In Europa droht Krieg und die sogenannte Friedensbewegung schweigt. Nicht ganz: Vor der Münchner Sicherheitskonferenz protestierten ein paar Friedensbewegte vor allem gegen die Nato. Anfang der Achtziger wurde die mit der Friedensbewegung flirtende SPD von Heiner Geißler noch als „fünfte Kolonne der anderen Seite“ (also Moskaus) bezeichnet. Damals ging es unter anderem um die Stationierung von US-Mittelstreckenraketen in Deutschland. Das war polemisch – aber dennoch traf es einen Punkt. Die heutige Friedensbewegung ist aber nur in Teilen eine pro-russische Aktivismus-Veranstaltung, sondern vor allem ein nationalmoralischer, komplexbeladener Empörungsladen, der die Amerikaner nicht mag. Um es vorsichtig zu sagen.

Am 15. Februar 2003 demonstrierten in Berlin rund 500.000 Menschen auf der Straße, es ging um den Irakkrieg. Jetzt zeichnet sich ein Krieg vor der Haustür ab – und es interessiert niemanden. Aber wenn es jemanden gäbe, der sich über so eine Demo ärgern würde, es wäre Putin, dem ein gutes Image in Deutschland sehr wichtig ist. Man sieht es an der AfD, den Linken und Teilen der SPD. Die helfen da gerne. Die sogenannte Friedensbewegung interessiert das nicht, weil es nicht gegen die USA, den Westen, die realpolitischen Mühen der Verantwortungsethik geht.

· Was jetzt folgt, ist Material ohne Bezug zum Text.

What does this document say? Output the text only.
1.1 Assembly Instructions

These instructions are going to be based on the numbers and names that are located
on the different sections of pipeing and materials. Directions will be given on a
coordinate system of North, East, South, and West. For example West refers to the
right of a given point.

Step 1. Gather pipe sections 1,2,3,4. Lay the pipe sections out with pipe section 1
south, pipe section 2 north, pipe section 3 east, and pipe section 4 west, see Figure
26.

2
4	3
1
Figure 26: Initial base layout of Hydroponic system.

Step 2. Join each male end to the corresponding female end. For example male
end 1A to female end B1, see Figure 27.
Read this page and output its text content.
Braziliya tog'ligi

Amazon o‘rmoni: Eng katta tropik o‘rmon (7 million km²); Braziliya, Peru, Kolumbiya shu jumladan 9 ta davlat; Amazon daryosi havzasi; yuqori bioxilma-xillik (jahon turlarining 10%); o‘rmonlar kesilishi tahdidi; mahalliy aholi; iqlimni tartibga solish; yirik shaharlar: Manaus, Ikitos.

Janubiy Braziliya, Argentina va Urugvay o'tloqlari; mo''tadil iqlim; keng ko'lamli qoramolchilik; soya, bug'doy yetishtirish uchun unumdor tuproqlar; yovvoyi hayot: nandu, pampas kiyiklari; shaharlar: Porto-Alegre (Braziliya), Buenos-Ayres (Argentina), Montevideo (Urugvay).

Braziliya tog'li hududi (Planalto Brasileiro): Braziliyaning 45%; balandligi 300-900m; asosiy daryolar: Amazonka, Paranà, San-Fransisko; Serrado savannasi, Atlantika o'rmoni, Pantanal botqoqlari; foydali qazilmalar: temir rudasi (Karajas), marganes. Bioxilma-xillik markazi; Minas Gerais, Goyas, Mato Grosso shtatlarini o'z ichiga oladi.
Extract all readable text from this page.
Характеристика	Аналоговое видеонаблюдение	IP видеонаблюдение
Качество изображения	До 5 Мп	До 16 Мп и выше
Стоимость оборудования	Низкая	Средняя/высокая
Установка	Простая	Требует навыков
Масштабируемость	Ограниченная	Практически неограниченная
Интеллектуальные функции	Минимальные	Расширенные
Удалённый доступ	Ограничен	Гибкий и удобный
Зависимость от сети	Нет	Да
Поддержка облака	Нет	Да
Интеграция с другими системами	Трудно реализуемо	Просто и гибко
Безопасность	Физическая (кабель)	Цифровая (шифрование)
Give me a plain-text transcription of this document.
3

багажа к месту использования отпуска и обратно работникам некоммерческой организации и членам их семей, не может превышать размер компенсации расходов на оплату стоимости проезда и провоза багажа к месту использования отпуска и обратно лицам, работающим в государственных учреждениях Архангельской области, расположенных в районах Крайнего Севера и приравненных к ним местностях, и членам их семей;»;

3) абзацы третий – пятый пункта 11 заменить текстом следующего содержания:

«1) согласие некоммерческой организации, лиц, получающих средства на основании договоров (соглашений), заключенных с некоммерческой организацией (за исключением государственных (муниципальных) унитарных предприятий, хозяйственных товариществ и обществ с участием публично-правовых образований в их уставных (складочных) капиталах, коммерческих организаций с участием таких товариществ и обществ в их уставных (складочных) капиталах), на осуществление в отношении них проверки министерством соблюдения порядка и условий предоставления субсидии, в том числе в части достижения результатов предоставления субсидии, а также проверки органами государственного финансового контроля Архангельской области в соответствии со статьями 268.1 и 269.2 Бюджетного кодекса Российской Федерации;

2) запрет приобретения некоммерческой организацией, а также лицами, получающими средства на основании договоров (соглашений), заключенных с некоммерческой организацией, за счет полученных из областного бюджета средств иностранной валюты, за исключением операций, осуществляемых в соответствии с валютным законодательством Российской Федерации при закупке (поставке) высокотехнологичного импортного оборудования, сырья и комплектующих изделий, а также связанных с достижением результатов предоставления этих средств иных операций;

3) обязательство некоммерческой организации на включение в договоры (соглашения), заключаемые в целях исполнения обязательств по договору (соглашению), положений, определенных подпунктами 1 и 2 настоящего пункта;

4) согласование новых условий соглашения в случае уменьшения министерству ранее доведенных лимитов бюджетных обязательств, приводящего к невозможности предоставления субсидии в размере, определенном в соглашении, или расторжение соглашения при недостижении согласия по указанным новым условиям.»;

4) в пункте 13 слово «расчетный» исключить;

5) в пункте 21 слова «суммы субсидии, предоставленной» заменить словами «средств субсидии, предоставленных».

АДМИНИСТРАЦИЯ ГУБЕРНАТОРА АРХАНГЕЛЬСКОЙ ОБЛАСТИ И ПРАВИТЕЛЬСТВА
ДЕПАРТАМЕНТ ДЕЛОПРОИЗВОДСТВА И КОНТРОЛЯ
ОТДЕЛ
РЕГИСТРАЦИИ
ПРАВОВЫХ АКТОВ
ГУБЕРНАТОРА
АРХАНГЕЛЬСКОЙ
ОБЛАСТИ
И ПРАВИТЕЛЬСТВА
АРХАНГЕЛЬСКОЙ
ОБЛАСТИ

Die deutsche Friedensbewegung ist erbärmlich. Sie ist feige und opportunistisch. Wenn jetzt ein blutiger, scheußlicher Krieg in Europa geführt wird, an dessen Ende ein Autokrat wie Putin sein Schreckensreich ausweitet, dann wird man sich daran erinnern müssen, dass sie nichts, aber auch gar nichts dagegen getan hat. Nichts. Null. Der Moralismus in Deutschland, zu dem sich der Vulgärpazifismus bekennt, ist nichts wert. Auf fast keinem gesellschaftlich-politisch relevanten Feld.